Furthermore, the Chilean IRS ruled that, even if such a reservation did not exist, payments for the distribution of software should be deemed royalties, as Chilean DTAs do not follow the OECD Model Tax Convention, given that they include under the royalty definition the expression: "or other intangible property". The tax authority's understanding is that this phrase was expressly included in order to broaden the application of Article 12 to any kind of intangible asset. Based on this difference, the Chilean IRS, in this case, seems not to follow the commentaries issued by the OECD to the MTC.
These criteria were further confirmed through Rulings No. 124 and No. 125 of 2018, where the Chilean IRS insisted that payments for distribution rights on software and on a television channel, should fall within the scope of Article 12, because they would constitute "other intangible property".
Even though these criteria are highly debatable, it cannot be ignored that the Chilean IRS seems to have a formal position on the taxation that should be applicable to distribution rights at least for DTA purposes.
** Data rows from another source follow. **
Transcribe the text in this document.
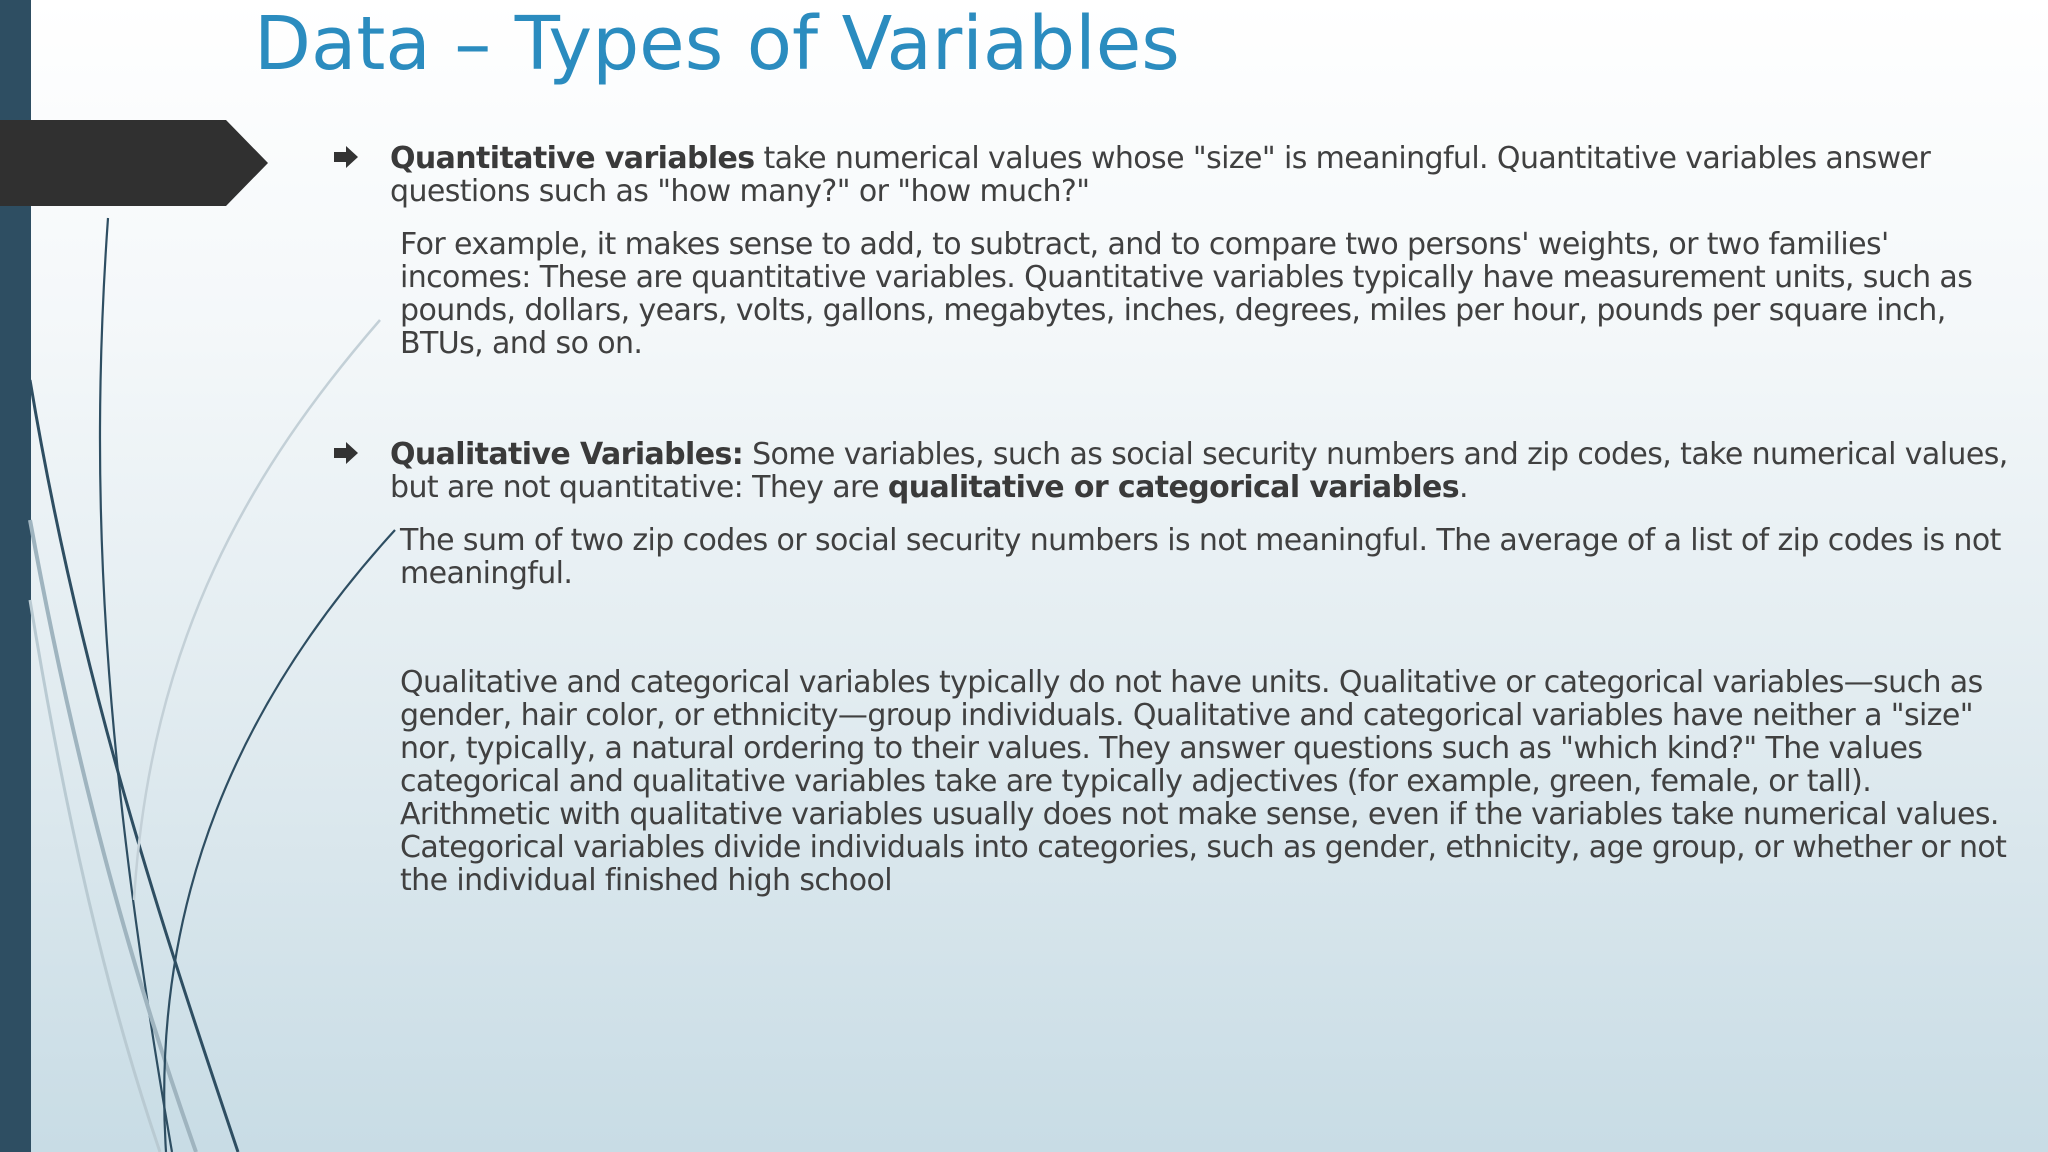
Data – Types of Variables
Quantitative variables take numerical values whose "size" is meaningful. Quantitative variables answer questions such as "how many?" or "how much?"
For example, it makes sense to add, to subtract, and to compare two persons' weights, or two families' incomes: These are quantitative variables. Quantitative variables typically have measurement units, such as pounds, dollars, years, volts, gallons, megabytes, inches, degrees, miles per hour, pounds per square inch, BTUs, and so on.
Qualitative Variables: Some variables, such as social security numbers and zip codes, take numerical values, but are not quantitative: They are qualitative or categorical variables.
The sum of two zip codes or social security numbers is not meaningful. The average of a list of zip codes is not meaningful.
Qualitative and categorical variables typically do not have units. Qualitative or categorical variables—such as gender, hair color, or ethnicity—group individuals. Qualitative and categorical variables have neither a "size" nor, typically, a natural ordering to their values. They answer questions such as "which kind?" The values categorical and qualitative variables take are typically adjectives (for example, green, female, or tall). Arithmetic with qualitative variables usually does not make sense, even if the variables take numerical values. Categorical variables divide individuals into categories, such as gender, ethnicity, age group, or whether or not the individual finished high school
However, from a domestic law perspective, and particularly as regards software, there are still some exemptions that could be explored.
Given the above, it is quite important that companies operating in Chile under any kind of distribution structures take into account the Chilean IRS's position on the application of Article 12, as this could potentially imply that withholding taxes could be applied in Chile. It is also crucial that a thorough review of the relevant agreements and licences is performed, to further confirm the tax treatment from a domestic law perspective, especially to determine whether some exemptions available on software could be applied.